I wrote my obituary today. Seemed like a good thing to do. I don’t believe it’s necessary but it allowed me to reflect on what’s important in my life and how I want to be remembered. Good stuff for anyone, I believe. It also fed my ego a little, examining my accomplishments and priorities. Not a bad thing either in times like this. Any port in a storm!
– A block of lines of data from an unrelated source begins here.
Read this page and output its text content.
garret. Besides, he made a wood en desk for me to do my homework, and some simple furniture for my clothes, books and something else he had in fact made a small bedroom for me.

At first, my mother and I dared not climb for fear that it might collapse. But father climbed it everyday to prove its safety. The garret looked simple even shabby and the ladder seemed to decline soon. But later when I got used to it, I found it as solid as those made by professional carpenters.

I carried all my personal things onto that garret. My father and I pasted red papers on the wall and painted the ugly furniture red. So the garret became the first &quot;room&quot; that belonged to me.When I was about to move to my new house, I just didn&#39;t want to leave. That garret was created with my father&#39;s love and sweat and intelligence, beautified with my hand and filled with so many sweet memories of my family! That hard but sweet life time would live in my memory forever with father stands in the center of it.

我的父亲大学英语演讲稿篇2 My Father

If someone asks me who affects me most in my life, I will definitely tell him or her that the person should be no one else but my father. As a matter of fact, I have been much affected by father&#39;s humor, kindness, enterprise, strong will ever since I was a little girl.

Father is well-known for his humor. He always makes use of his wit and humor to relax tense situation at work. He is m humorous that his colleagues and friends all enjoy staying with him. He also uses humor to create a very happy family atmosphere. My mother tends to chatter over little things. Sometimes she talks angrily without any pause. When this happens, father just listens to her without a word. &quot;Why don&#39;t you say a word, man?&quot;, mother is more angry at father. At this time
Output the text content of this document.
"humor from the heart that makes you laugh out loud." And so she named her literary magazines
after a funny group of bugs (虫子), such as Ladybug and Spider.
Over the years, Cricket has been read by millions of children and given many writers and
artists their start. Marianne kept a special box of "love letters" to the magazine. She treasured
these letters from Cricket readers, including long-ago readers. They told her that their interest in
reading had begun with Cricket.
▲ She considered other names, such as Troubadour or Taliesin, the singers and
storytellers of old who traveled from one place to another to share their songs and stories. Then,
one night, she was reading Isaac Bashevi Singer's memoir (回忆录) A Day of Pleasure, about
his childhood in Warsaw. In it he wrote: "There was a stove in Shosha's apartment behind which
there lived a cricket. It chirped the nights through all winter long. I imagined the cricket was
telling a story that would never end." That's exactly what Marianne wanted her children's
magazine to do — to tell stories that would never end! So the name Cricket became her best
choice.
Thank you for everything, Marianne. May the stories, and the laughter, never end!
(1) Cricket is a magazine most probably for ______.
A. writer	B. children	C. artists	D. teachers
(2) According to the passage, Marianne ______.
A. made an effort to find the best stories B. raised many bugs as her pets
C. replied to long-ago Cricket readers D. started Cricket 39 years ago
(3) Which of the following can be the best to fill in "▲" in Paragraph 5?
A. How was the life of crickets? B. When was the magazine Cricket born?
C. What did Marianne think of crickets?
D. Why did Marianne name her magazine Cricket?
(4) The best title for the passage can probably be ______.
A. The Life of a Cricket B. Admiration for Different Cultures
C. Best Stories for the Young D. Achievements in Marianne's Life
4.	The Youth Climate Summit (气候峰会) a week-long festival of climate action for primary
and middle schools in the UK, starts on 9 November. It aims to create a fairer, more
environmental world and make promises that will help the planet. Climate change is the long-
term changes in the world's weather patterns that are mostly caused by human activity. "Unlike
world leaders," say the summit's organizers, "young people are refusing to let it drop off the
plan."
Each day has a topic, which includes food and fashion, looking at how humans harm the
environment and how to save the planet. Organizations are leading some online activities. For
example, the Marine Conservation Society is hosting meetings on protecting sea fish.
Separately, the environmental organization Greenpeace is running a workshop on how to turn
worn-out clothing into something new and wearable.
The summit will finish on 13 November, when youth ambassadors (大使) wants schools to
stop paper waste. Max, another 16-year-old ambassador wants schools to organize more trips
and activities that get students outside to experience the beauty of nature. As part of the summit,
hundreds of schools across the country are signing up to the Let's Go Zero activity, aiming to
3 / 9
Face your fears is one of those pieces of advice that leaves us wanting. Not specific enough. Sounds good but not really helpful. Spiritual writer and fellow Wisconsinite Parker Palmer helps us. He says of course we will be afraid of things. It’s the human reaction to perceived danger. But we don’t have to be our fear, he suggests. Find something stronger in our lives while not dwelling on the fear. This is tricky. We need to go into our fear—think about it deeply. As we do, we often find it’s not so bad; we discover ways of addressing it. We have resources. People can help us; our faith; spouse, plans, prayers, preparation—they can all make a difference.
Episcopal priest and spiritual writer, Barbara Crafton talks about how we are able to get through tough times by staring the difficulty down and allowing our soul to be open to its natural, sacred strength. “When did the collision between our appetites and the needs of our souls happen? Was there a heart attack? Did we get laid off from work, one of the thousands certified as extraneous? Did a beloved child become a bored stranger, a marriage fall silent and cold? Or, by some exquisite working of God’s grace, did we just find the courage to look the truth in the eye and, for once, not blink?”
As we wonder and worry about the changes surrounding us, let’s consider all our resources; especially those we can’t see but know they are there nonetheless. Separating our fears from the truth of what’s really going on is a good beginning.
How will you strike the balance of examining the fears surrounding this transition but not be immersed in them? What resources will you uncover and how will they help you?
How will you “look the truth in the eye” and see how doable this transition really is?